The fifth factor is future growth. The minimum ratio is 1.0x--that is, the initial autoloader purchase should allow enough headroom for 100% growth. This may sound high, but data growth is an increasingly common problem. The maximum recommended ratio for capacity growth is set at 2.0x, which allows organizations to triple their data loads with current hardware.
These capacity planning guidelines are suggested parameters. Using these criteria as a framework will enable organizations to adapt and modify the basic principles for determining backup capacity to meet their own specific requirements.
The new model at work
A user has a 20GB data set. According to the model outlined above, the user needs automated backup solution with 60GB to 120GB of capacity. It is also important to note that the general guidelines of three times to six times the backup data set may be too low for users who need to retain more backup cycles in the library. And since no conventional tape technologies offer capacity in this range, the solution--even for the 20GB case--is an autoloader.

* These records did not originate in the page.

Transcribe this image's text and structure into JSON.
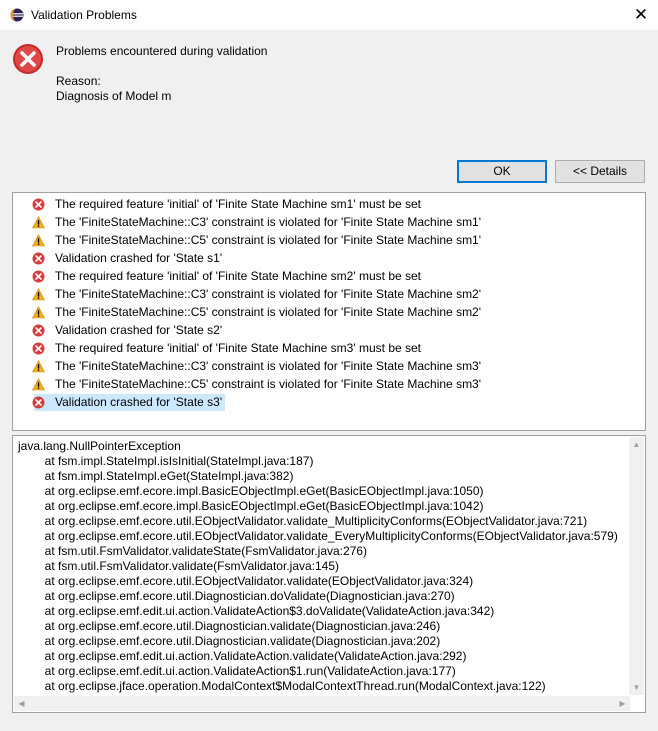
{
  "window": {
    "title": "Validation Problems",
    "close_glyph": "✕",
    "app_icon": "eclipse-icon"
  },
  "message": {
    "headline": "Problems encountered during validation",
    "reason_label": "Reason:",
    "reason_value": "Diagnosis of Model m",
    "icon": "error-icon"
  },
  "buttons": {
    "ok": "OK",
    "details": "<< Details"
  },
  "problems": [
    {
      "severity": "error",
      "text": "The required feature 'initial' of 'Finite State Machine sm1' must be set"
    },
    {
      "severity": "warning",
      "text": "The 'FiniteStateMachine::C3' constraint is violated for 'Finite State Machine sm1'"
    },
    {
      "severity": "warning",
      "text": "The 'FiniteStateMachine::C5' constraint is violated for 'Finite State Machine sm1'"
    },
    {
      "severity": "error",
      "text": "Validation crashed for 'State s1'"
    },
    {
      "severity": "error",
      "text": "The required feature 'initial' of 'Finite State Machine sm2' must be set"
    },
    {
      "severity": "warning",
      "text": "The 'FiniteStateMachine::C3' constraint is violated for 'Finite State Machine sm2'"
    },
    {
      "severity": "warning",
      "text": "The 'FiniteStateMachine::C5' constraint is violated for 'Finite State Machine sm2'"
    },
    {
      "severity": "error",
      "text": "Validation crashed for 'State s2'"
    },
    {
      "severity": "error",
      "text": "The required feature 'initial' of 'Finite State Machine sm3' must be set"
    },
    {
      "severity": "warning",
      "text": "The 'FiniteStateMachine::C3' constraint is violated for 'Finite State Machine sm3'"
    },
    {
      "severity": "warning",
      "text": "The 'FiniteStateMachine::C5' constraint is violated for 'Finite State Machine sm3'"
    },
    {
      "severity": "error",
      "text": "Validation crashed for 'State s3'",
      "selected": true
    }
  ],
  "stack_trace": [
    "java.lang.NullPointerException",
    "        at fsm.impl.StateImpl.isIsInitial(StateImpl.java:187)",
    "        at fsm.impl.StateImpl.eGet(StateImpl.java:382)",
    "        at org.eclipse.emf.ecore.impl.BasicEObjectImpl.eGet(BasicEObjectImpl.java:1050)",
    "        at org.eclipse.emf.ecore.impl.BasicEObjectImpl.eGet(BasicEObjectImpl.java:1042)",
    "        at org.eclipse.emf.ecore.util.EObjectValidator.validate_MultiplicityConforms(EObjectValidator.java:721)",
    "        at org.eclipse.emf.ecore.util.EObjectValidator.validate_EveryMultiplicityConforms(EObjectValidator.java:579)",
    "        at fsm.util.FsmValidator.validateState(FsmValidator.java:276)",
    "        at fsm.util.FsmValidator.validate(FsmValidator.java:145)",
    "        at org.eclipse.emf.ecore.util.EObjectValidator.validate(EObjectValidator.java:324)",
    "        at org.eclipse.emf.ecore.util.Diagnostician.doValidate(Diagnostician.java:270)",
    "        at org.eclipse.emf.edit.ui.action.ValidateAction$3.doValidate(ValidateAction.java:342)",
    "        at org.eclipse.emf.ecore.util.Diagnostician.validate(Diagnostician.java:246)",
    "        at org.eclipse.emf.ecore.util.Diagnostician.validate(Diagnostician.java:202)",
    "        at org.eclipse.emf.edit.ui.action.ValidateAction.validate(ValidateAction.java:292)",
    "        at org.eclipse.emf.edit.ui.action.ValidateAction$1.run(ValidateAction.java:177)",
    "        at org.eclipse.jface.operation.ModalContext$ModalContextThread.run(ModalContext.java:122)"
  ],
  "colors": {
    "error": "#d93a3a",
    "warning": "#f2b01e",
    "selection": "#cce8ff",
    "button_focus": "#0078d7"
  }
}
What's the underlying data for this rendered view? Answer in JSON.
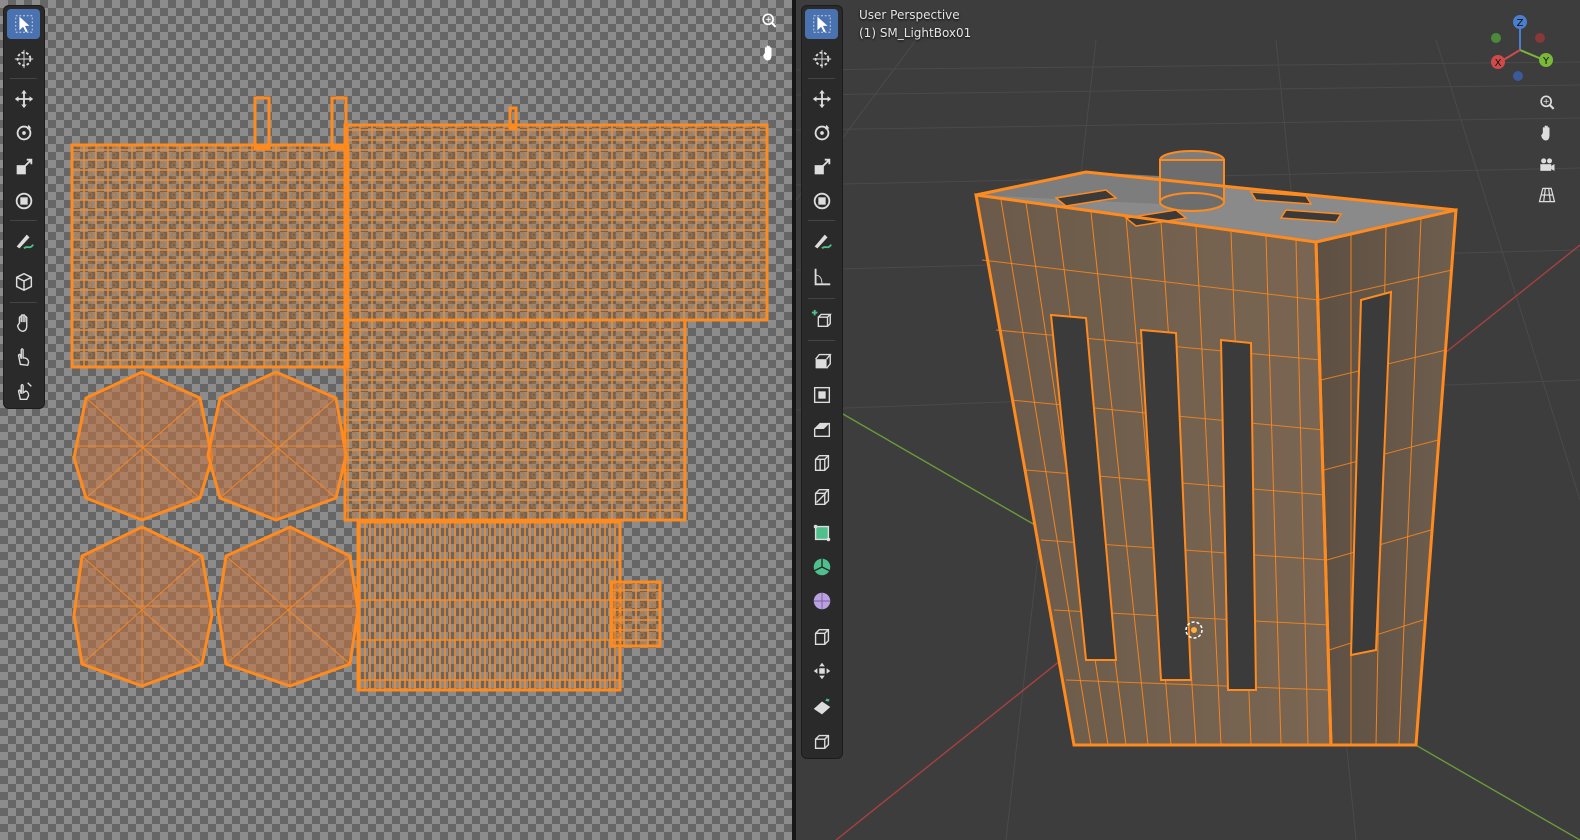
{
  "viewport": {
    "view_name": "User Perspective",
    "object_label": "(1) SM_LightBox01"
  },
  "gizmo": {
    "z_label": "Z",
    "y_label": "Y",
    "x_label": "X"
  },
  "colors": {
    "wire": "#ff8a1e",
    "select_active": "#4a72b0",
    "toolbar_bg": "#2a2a2a",
    "viewport_bg": "#3d3d3d"
  },
  "uv_toolbar_icons": [
    "select-box-icon",
    "cursor-icon",
    "move-icon",
    "rotate-icon",
    "scale-icon",
    "transform-icon",
    "annotate-icon",
    "rip-region-icon",
    "grab-icon",
    "relax-icon",
    "pinch-icon"
  ],
  "viewport_toolbar_icons": [
    "select-box-icon",
    "cursor-icon",
    "move-icon",
    "rotate-icon",
    "scale-icon",
    "transform-icon",
    "annotate-icon",
    "measure-icon",
    "add-cube-icon",
    "extrude-region-icon",
    "inset-faces-icon",
    "bevel-icon",
    "loop-cut-icon",
    "knife-icon",
    "poly-build-icon",
    "spin-icon",
    "smooth-icon",
    "edge-slide-icon",
    "shrink-fatten-icon",
    "shear-icon",
    "rip-icon"
  ]
}
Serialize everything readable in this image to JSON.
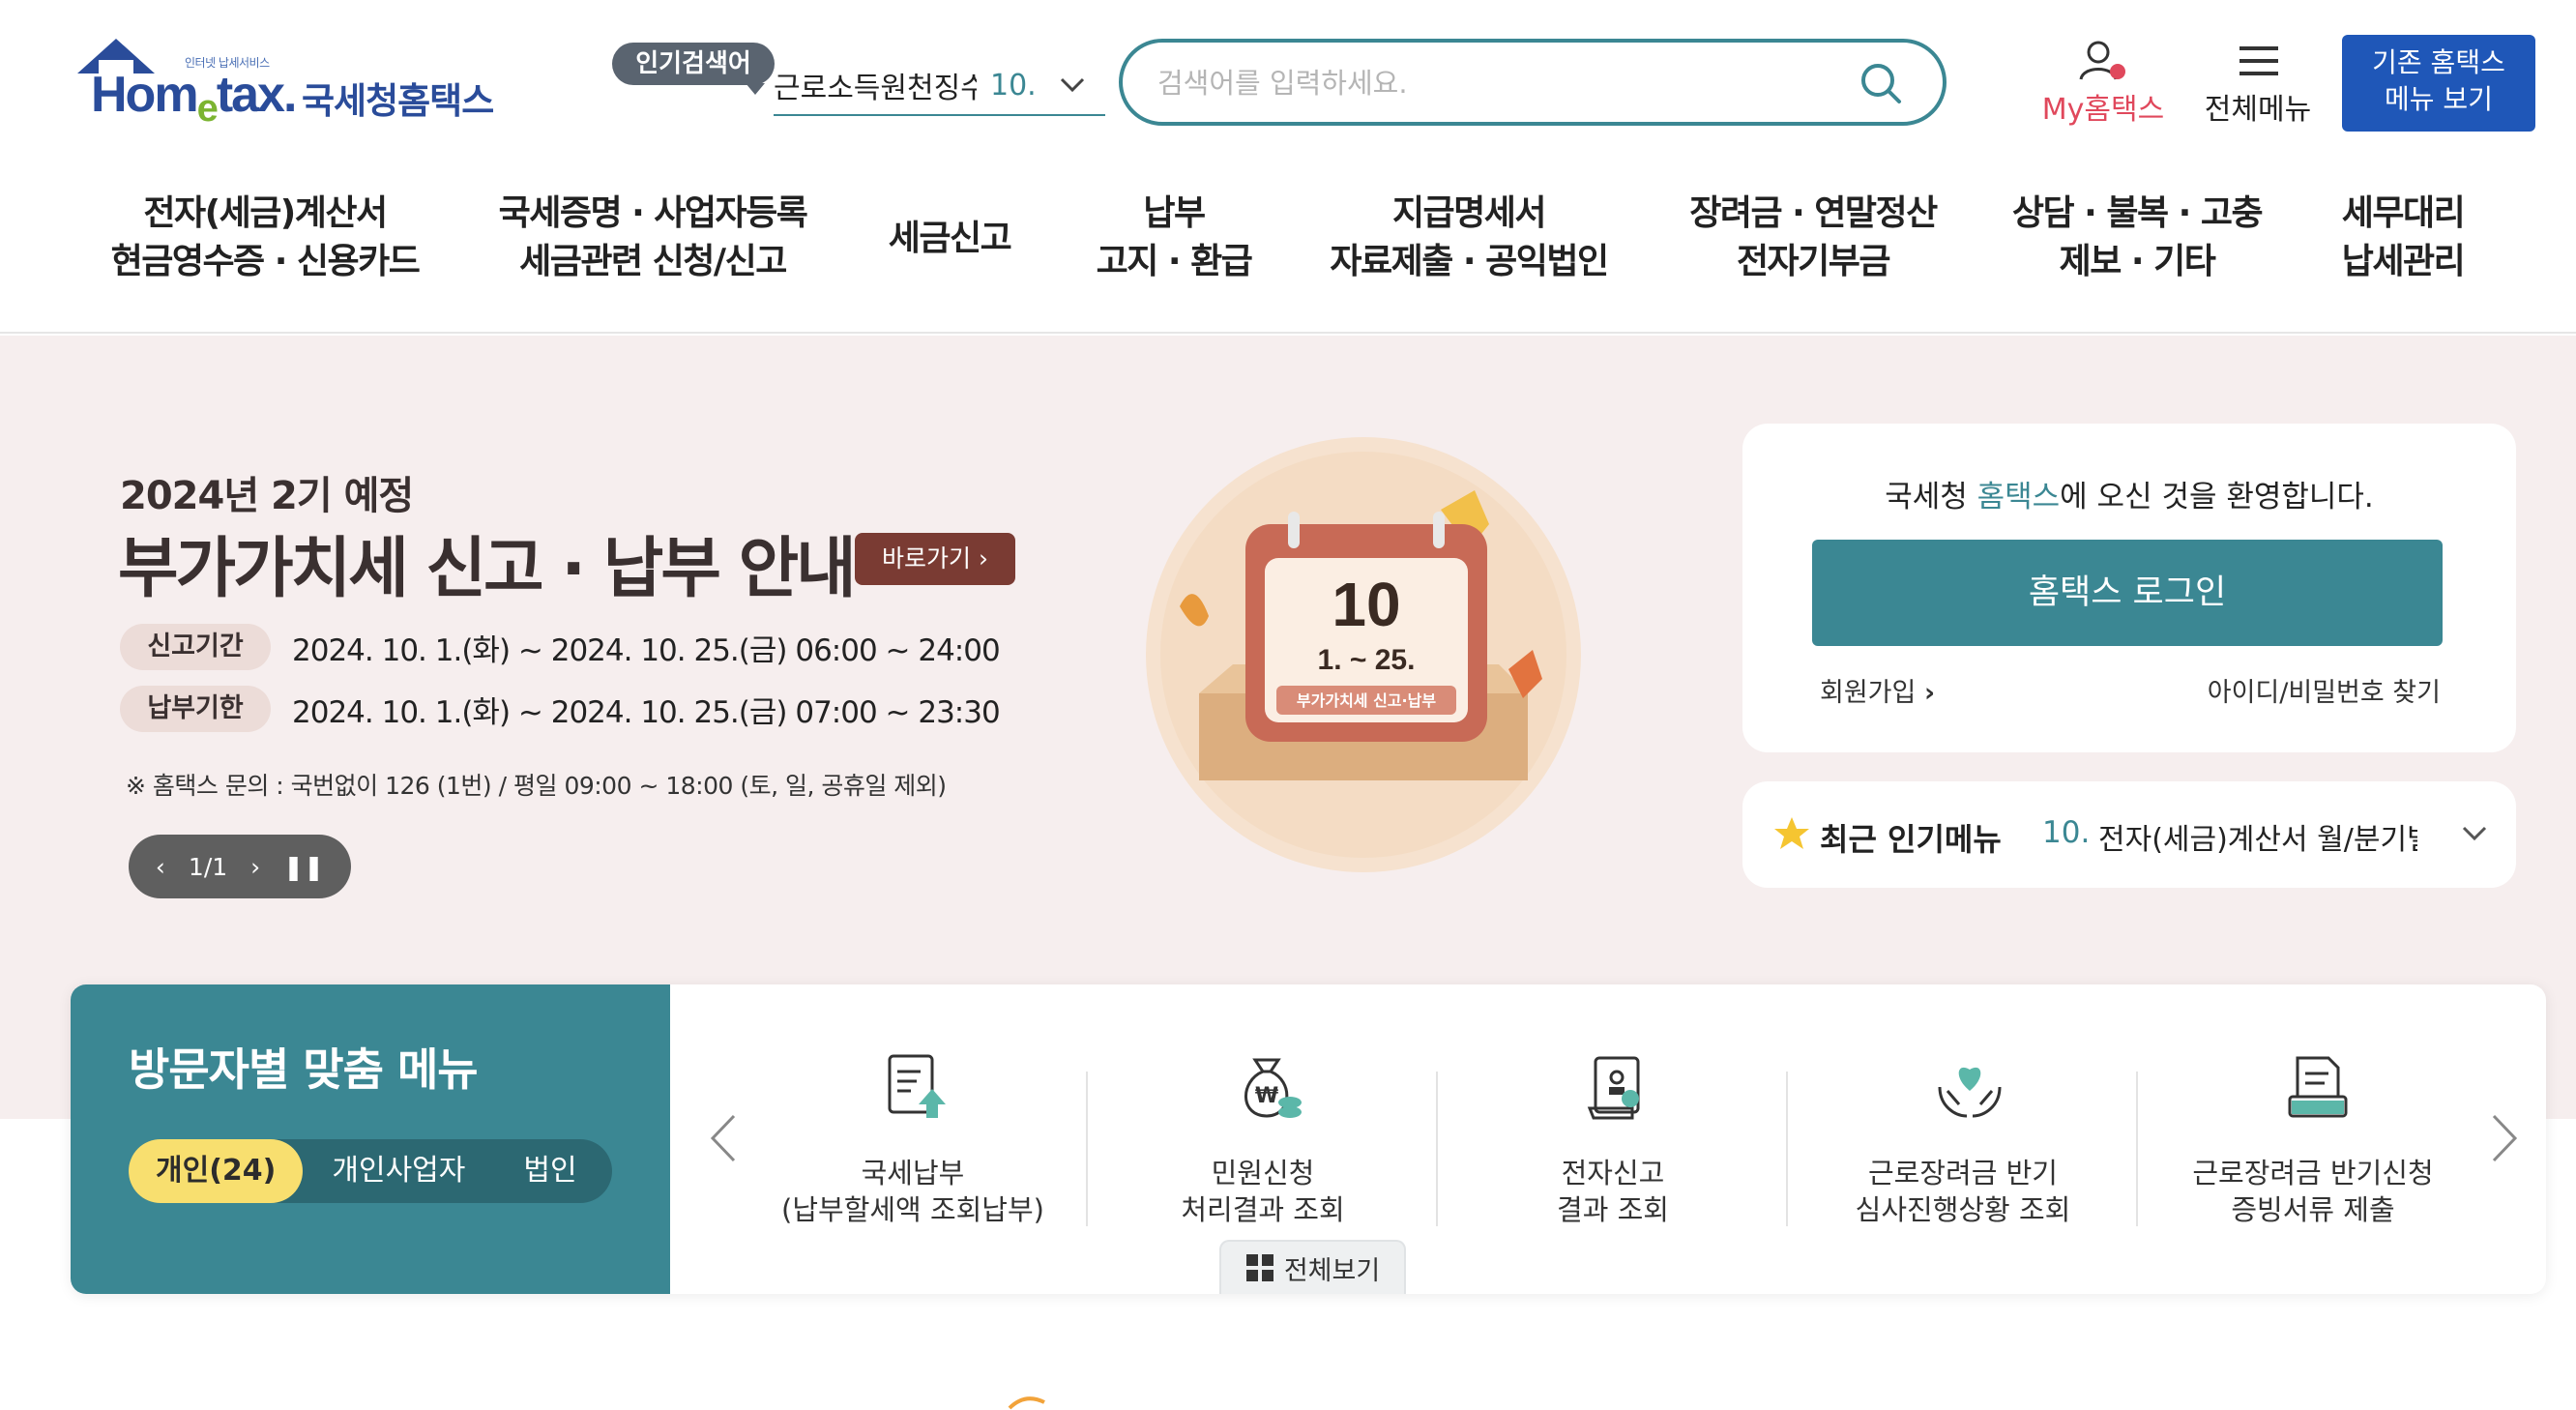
{
  "header": {
    "logo_sub": "인터넷 납세서비스",
    "logo_brand_pre": "Hom",
    "logo_brand_e": "e",
    "logo_brand_post": "tax.",
    "logo_kr": "국세청홈택스",
    "popular_badge": "인기검색어",
    "popular_keyword": "근로소득원천징수영수증",
    "popular_rank": "10.",
    "search_placeholder": "검색어를 입력하세요.",
    "my_hometax": "My홈택스",
    "all_menu": "전체메뉴",
    "old_menu_line1": "기존 홈택스",
    "old_menu_line2": "메뉴 보기"
  },
  "gnb": [
    {
      "line1": "전자(세금)계산서",
      "line2": "현금영수증 · 신용카드"
    },
    {
      "line1": "국세증명 · 사업자등록",
      "line2": "세금관련 신청/신고"
    },
    {
      "line1": "세금신고",
      "line2": ""
    },
    {
      "line1": "납부",
      "line2": "고지 · 환급"
    },
    {
      "line1": "지급명세서",
      "line2": "자료제출 · 공익법인"
    },
    {
      "line1": "장려금 · 연말정산",
      "line2": "전자기부금"
    },
    {
      "line1": "상담 · 불복 · 고충",
      "line2": "제보 · 기타"
    },
    {
      "line1": "세무대리",
      "line2": "납세관리"
    }
  ],
  "hero": {
    "small_title": "2024년 2기 예정",
    "big_title": "부가가치세 신고 · 납부 안내",
    "go_button": "바로가기",
    "rows": [
      {
        "label": "신고기간",
        "value": "2024. 10. 1.(화) ~ 2024. 10. 25.(금) 06:00 ~ 24:00"
      },
      {
        "label": "납부기한",
        "value": "2024. 10. 1.(화) ~ 2024. 10. 25.(금) 07:00 ~ 23:30"
      }
    ],
    "note": "※ 홈택스 문의 : 국번없이 126 (1번) / 평일 09:00 ~ 18:00 (토, 일, 공휴일 제외)",
    "pager": "1/1",
    "calendar_number": "10",
    "calendar_range": "1. ~ 25.",
    "calendar_caption": "부가가치세 신고·납부"
  },
  "login": {
    "welcome_pre": "국세청 ",
    "welcome_hl": "홈택스",
    "welcome_post": "에 오신 것을 환영합니다.",
    "login_button": "홈택스 로그인",
    "join": "회원가입",
    "find": "아이디/비밀번호 찾기"
  },
  "popular_menu": {
    "title": "최근 인기메뉴",
    "rank": "10.",
    "value": "전자(세금)계산서 월/분기별 통계조회"
  },
  "visitor": {
    "title": "방문자별 맞춤 메뉴",
    "tabs": [
      "개인(24)",
      "개인사업자",
      "법인"
    ],
    "services": [
      {
        "l1": "국세납부",
        "l2": "(납부할세액 조회납부)"
      },
      {
        "l1": "민원신청",
        "l2": "처리결과 조회"
      },
      {
        "l1": "전자신고",
        "l2": "결과 조회"
      },
      {
        "l1": "근로장려금 반기",
        "l2": "심사진행상황 조회"
      },
      {
        "l1": "근로장려금 반기신청",
        "l2": "증빙서류 제출"
      }
    ],
    "view_all": "전체보기"
  },
  "colors": {
    "primary_teal": "#3b8793",
    "brand_blue": "#1f57b8",
    "hero_bg": "#f6eeee",
    "accent_yellow": "#f8df6f",
    "my_red": "#e0485c"
  }
}
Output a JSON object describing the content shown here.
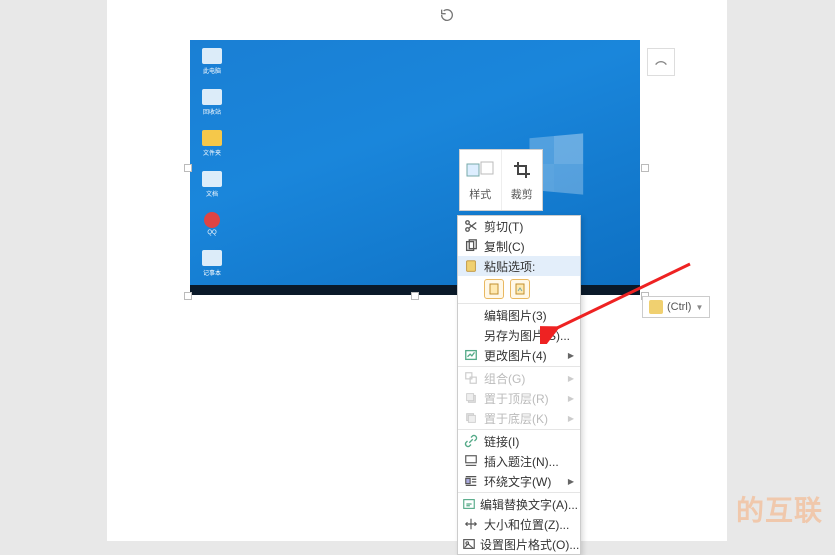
{
  "mini_toolbar": {
    "style_label": "样式",
    "crop_label": "裁剪"
  },
  "ctrl_pill": "(Ctrl)",
  "context_menu": {
    "cut": "剪切(T)",
    "copy": "复制(C)",
    "paste_options": "粘贴选项:",
    "edit_picture": "编辑图片(3)",
    "save_as_picture": "另存为图片(S)...",
    "change_picture": "更改图片(4)",
    "group": "组合(G)",
    "bring_to_front": "置于顶层(R)",
    "send_to_back": "置于底层(K)",
    "link": "链接(I)",
    "insert_caption": "插入题注(N)...",
    "wrap_text": "环绕文字(W)",
    "edit_alt_text": "编辑替换文字(A)...",
    "size_and_position": "大小和位置(Z)...",
    "format_picture": "设置图片格式(O)..."
  },
  "desktop": {
    "icons": [
      "此电脑",
      "回收站",
      "文件夹",
      "文档",
      "QQ",
      "记事本"
    ]
  },
  "watermark": "的互联"
}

In the bargain, users get the additional benefits of labor cost savings by automating the backup process. These savings, even for a small network, can easily exceed $20,000 a year--several times the price of an autoloader. The savings are derived from automated network backup and media rotation processes and from user-initiated file restorations. What`s more, an autoloader with data management software can help users make more efficient use of tape cartridges, while still rotating tapes in a secure fashion.
A suggested model for backup capacity planning is based on a minimum ratio of three times the total backup data set and a maximum ratio of six times the total data.
Steve Richardson is vice president of marketing at Overland Data, in San Diego, CA.